Interestingly enough the lead interview for the ezine is one with the famous illustrator Todd Lockwood. That’s an interview worth trumpeting, that’s a big name celebrity and a good interview. It’s interesting because elsewhere in the Trumpeter you’ll find another interview for this chap called Gygax or something. Who the hell is Gary Gygax you ask? I don’t know either but perhaps Silven Crossroads will introduce him to Dungeons & Dragons and get him to tell them what they think of the game.
There’s a flare of history in the Trumpeter. Shane Cubis presents a thorough but precise account of Ned Kelly, the outback outlaw, and tosses in some RPG suggestions into the mix. Sean Holland (of AEG fame) contributes a broader article on the use and inspiration of history and myths for RPGs.

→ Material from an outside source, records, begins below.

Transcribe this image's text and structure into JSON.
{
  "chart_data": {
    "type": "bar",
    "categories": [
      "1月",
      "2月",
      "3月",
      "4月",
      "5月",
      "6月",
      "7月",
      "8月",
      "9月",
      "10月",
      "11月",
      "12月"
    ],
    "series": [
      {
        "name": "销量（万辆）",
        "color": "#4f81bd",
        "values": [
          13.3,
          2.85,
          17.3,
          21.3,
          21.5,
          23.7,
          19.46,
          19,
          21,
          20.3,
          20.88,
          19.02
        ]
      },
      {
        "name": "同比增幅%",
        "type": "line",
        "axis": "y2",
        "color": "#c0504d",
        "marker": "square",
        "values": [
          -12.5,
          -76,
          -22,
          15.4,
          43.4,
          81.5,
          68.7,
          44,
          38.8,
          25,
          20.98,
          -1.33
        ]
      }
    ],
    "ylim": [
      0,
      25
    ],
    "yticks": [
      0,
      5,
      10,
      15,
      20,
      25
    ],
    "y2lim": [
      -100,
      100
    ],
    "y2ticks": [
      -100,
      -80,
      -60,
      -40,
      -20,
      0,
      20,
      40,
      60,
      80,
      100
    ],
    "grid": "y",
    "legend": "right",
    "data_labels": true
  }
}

If all this history was beginning to suggest to you that the Silven Trumpeter has something of an academic flavour to it then you may not be surprised to find articles like “Polyglot” or PC (Player Characterization) : The Organic Method. Polyglot is all about the art of gathering information. It’s about in game carousing. Our Organic Method to Player Characterization is all about roleplaying. You know, roleplaying with the LE and not LL.

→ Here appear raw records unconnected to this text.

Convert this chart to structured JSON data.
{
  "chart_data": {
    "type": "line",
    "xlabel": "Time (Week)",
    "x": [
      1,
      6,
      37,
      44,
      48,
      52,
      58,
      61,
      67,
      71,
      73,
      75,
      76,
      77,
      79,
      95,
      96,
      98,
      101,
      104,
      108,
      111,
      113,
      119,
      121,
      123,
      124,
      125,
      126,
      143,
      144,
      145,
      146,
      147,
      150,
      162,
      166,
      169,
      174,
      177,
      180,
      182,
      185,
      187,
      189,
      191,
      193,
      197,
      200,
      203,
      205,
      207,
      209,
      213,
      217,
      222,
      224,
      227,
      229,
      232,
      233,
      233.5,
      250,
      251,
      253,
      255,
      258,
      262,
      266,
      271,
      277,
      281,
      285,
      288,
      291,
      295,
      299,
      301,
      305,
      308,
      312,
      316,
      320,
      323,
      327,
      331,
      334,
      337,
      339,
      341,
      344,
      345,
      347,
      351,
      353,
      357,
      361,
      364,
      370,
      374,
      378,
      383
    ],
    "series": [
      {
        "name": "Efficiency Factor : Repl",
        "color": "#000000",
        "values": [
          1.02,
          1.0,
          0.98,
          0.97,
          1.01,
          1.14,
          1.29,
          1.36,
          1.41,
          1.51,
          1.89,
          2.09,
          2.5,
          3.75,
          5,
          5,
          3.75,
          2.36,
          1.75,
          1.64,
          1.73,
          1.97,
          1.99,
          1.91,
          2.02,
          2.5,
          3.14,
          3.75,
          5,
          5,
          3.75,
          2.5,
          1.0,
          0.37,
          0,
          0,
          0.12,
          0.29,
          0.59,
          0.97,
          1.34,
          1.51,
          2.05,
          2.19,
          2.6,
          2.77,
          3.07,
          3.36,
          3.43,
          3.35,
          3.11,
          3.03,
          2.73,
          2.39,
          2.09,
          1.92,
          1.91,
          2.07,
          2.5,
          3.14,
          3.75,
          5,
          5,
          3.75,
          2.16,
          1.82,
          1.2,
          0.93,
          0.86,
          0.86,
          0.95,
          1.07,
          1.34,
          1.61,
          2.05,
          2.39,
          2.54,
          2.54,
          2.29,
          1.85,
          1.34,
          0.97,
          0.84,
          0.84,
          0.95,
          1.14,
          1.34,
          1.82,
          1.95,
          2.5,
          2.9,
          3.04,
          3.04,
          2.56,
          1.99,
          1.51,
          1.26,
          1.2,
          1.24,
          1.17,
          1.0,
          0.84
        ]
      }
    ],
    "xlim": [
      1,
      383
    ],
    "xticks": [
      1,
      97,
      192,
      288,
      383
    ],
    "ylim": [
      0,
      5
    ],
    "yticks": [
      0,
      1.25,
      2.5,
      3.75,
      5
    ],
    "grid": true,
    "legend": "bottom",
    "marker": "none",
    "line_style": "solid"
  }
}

If you, you at the back, just automatically translated “LE” into Lawful Evil then you’ll be pleased to find that the ezine has d20 stats for a Bridge Wight undead.
The Silven Trumpeter isn’t exclusively d20 though. I think. The regular look at Computer Roleplaying Games (CRPGS) just happens to dwell on the Temple of Elemental Evil and that just happens to be d20. Electronic, intangible and seeded by the microtime on your computer d20s but d20 rolls nonetheless. What’s certain is that the article by Eytan Bernstein as a Gamer’s Guide to Religion could certainly be applied to any RPG and it’s well worth the read.
Oh. Okay. Maybe the Trumpeter struggles as much as the rest of the industry to shake off the d20 dominance – the review section rather cutely uses the d20 ability stats to grade products. They give the 3.5 edition of Dungeons and Dragons a CHA (Look & Feel) of 17, the Campaign Planner a DEX (Organisation) of 12, and the Arcana Unearthed a STR (Physical) of 10 because its made of thick but flimsy stock. Not thick enough, it seems.
In amongst all this it’s easy to miss the quality layout and the excellent artwork. The Silven Trumpeter is a good example why companies will struggle to earn any money on “Please Pay Us” ezines.
It’s not even finished yet. There’s more than art dotted around the ezine – there are sections of top quality fiction. This isn’t fiction filler (although I skipped it and came back to read it later) as the whole ezine manages to have this enthusiastic, fan driven, glow.
A lot of credit must go to the editor Dana Driscoll. A quick Google search turns up a slew of writing credits and beckoning PhDs. Dana chips in throughout the ezine and more than a few articles, the Cartography Corner for example, benefit from her touch.
The Silven Trumpeter really is more than you have any right to expect a free fan supplement to be. In some respects the ezine is simply going through the usual motions and walking well trodden paths – but forget that, concentrate instead on the wash of quality, professional shine and the big zero price tag.